Researchers from the School of Biomedical Engineering & Imaging Sciences at King's College London have automated brain MRI image labelling, needed to teach machine learning image recognition models, by deriving important labels from radiology reports and accurately assigning them to the corresponding MRI examinations. Now, more than 100,00 MRI examinations can be labelled in less than half an hour.
Published in European Radiology, this is the first study allowing researchers to label complex MRI image datasets at scale.
The researchers say it would take years to manually perform labelling of more than 100,000 MRI examinations.
Deep learning typically requires tens of thousands of labelled images to achieve the best possible performance in image recognition tasks. This represents a bottleneck to the development of deep learning systems for complex image datasets, particularly MRI which is fundamental to neurological abnormality detection.
Senior author, Dr Tom Booth from the School of Biomedical Engineering & Imaging Sciences at King's College London said: "By overcoming this bottleneck, we have massively facilitated future deep learning image recognition tasks and this will almost certainly accelerate the arrival into the clinic of automated brain MRI readers.
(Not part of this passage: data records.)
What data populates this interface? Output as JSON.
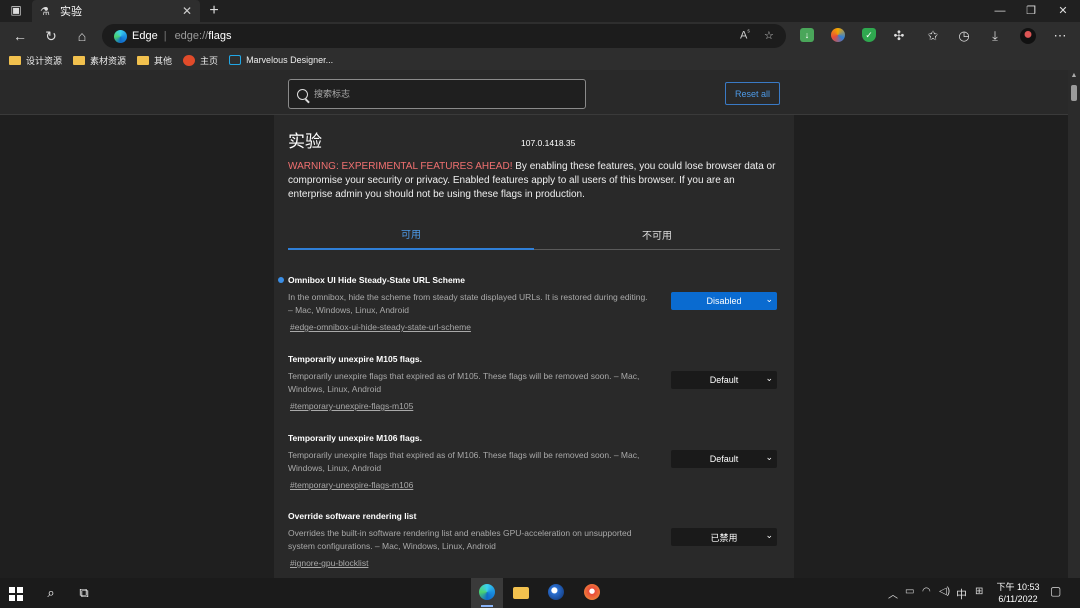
{
  "tab": {
    "title": "实验"
  },
  "address": {
    "brand": "Edge",
    "scheme": "edge://",
    "path": "flags"
  },
  "favorites": [
    {
      "label": "设计资源",
      "icon": "folder-icon"
    },
    {
      "label": "素材资源",
      "icon": "folder-icon"
    },
    {
      "label": "其他",
      "icon": "folder-icon"
    },
    {
      "label": "主页",
      "icon": "home-avatar-icon"
    },
    {
      "label": "Marvelous Designer...",
      "icon": "marvelous-designer-icon"
    }
  ],
  "search": {
    "placeholder": "搜索标志"
  },
  "reset": {
    "label": "Reset all"
  },
  "page": {
    "title": "实验",
    "version": "107.0.1418.35",
    "warning_strong": "WARNING: EXPERIMENTAL FEATURES AHEAD!",
    "warning_rest": " By enabling these features, you could lose browser data or compromise your security or privacy. Enabled features apply to all users of this browser. If you are an enterprise admin you should not be using these flags in production."
  },
  "tabs": {
    "available": "可用",
    "unavailable": "不可用"
  },
  "flags": [
    {
      "title": "Omnibox UI Hide Steady-State URL Scheme",
      "desc": "In the omnibox, hide the scheme from steady state displayed URLs. It is restored during editing. – Mac, Windows, Linux, Android",
      "link": "#edge-omnibox-ui-hide-steady-state-url-scheme",
      "value": "Disabled"
    },
    {
      "title": "Temporarily unexpire M105 flags.",
      "desc": "Temporarily unexpire flags that expired as of M105. These flags will be removed soon. – Mac, Windows, Linux, Android",
      "link": "#temporary-unexpire-flags-m105",
      "value": "Default"
    },
    {
      "title": "Temporarily unexpire M106 flags.",
      "desc": "Temporarily unexpire flags that expired as of M106. These flags will be removed soon. – Mac, Windows, Linux, Android",
      "link": "#temporary-unexpire-flags-m106",
      "value": "Default"
    },
    {
      "title": "Override software rendering list",
      "desc": "Overrides the built-in software rendering list and enables GPU-acceleration on unsupported system configurations. – Mac, Windows, Linux, Android",
      "link": "#ignore-gpu-blocklist",
      "value": "已禁用"
    }
  ],
  "taskbar": {
    "ime": "中",
    "time": "下午 10:53",
    "date": "6/11/2022"
  },
  "colors": {
    "accent": "#0a6bd0",
    "warning": "#f07070",
    "link": "#4d9ae8"
  }
}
The potential for patient benefit through, ultimately, timely diagnosis, is enormous."
Dr Booth said their validation was uniquely robust. Rather than evaluating their model performance on unseen radiology reports, they also evaluated their model performance on unseen images.
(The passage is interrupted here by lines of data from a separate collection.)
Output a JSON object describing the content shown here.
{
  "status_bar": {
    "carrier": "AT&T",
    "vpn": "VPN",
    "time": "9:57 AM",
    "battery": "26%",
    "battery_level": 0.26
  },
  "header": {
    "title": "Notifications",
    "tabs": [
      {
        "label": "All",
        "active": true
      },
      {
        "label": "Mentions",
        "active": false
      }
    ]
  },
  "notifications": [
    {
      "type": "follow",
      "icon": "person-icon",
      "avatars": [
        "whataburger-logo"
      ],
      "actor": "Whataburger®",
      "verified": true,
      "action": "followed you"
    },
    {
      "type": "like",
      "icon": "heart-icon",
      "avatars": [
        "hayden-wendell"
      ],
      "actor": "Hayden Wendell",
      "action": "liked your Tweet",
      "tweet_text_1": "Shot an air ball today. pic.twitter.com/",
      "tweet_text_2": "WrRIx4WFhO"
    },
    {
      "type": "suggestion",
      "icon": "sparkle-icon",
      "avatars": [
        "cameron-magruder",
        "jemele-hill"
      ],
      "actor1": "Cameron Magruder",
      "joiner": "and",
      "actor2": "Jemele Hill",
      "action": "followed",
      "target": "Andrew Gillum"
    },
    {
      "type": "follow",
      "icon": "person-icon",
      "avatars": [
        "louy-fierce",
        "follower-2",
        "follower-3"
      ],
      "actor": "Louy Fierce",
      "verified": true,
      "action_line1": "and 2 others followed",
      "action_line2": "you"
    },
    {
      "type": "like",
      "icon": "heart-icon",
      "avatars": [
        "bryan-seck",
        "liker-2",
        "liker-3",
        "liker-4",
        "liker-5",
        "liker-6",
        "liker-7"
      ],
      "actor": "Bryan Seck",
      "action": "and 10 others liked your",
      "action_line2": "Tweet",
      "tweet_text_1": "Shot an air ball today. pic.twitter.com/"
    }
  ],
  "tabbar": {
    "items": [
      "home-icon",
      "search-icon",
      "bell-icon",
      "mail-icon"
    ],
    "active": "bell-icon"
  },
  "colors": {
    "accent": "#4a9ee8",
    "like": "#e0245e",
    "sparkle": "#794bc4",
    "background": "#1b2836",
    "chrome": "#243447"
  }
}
"While this might seem obvious, this has been challenging to do in medical imaging because it requires an enormous team of expert radiologists. Fortunately, our team is a perfect synthesis of clinicians and scientists," Dr Booth said.
Lead Author, Dr David Wood from the School of Biomedical Engineering & Imaging Sciences said: "This study builds on recent breakthroughs in natural language processing, particularly the release of large transformer-based models such as BERT and BioBERT which have been trained on huge collections of unlabeled text such as all of English Wikipedia, and all PubMed Central abstracts and full-text articles; in the spirit of open-access science, we have also made our code and models available to other researchers to ensure that as many people benefit from this work as possible."
The authors say that while one barrier has now been overcome, further challenges will be, firstly, to perform the deep learning image recognition tasks which also have multiple technical challenges; and secondly, once this is achieved, to ensure the developed models can still perform accurately across different hospitals using different scanners.
Dr Booth said: "This study was possible thanks to a very broad team of experts who are working on these challenges. There is a huge base of supporting organisers and facilitators who are equally important in delivering this research. Obtaining clean data from multiple hospitals across the UK is an important step to overcome the next challenges. We are running an NIHR portfolio adopted study across the UK to prospectively collect brain MRI data for this purpose."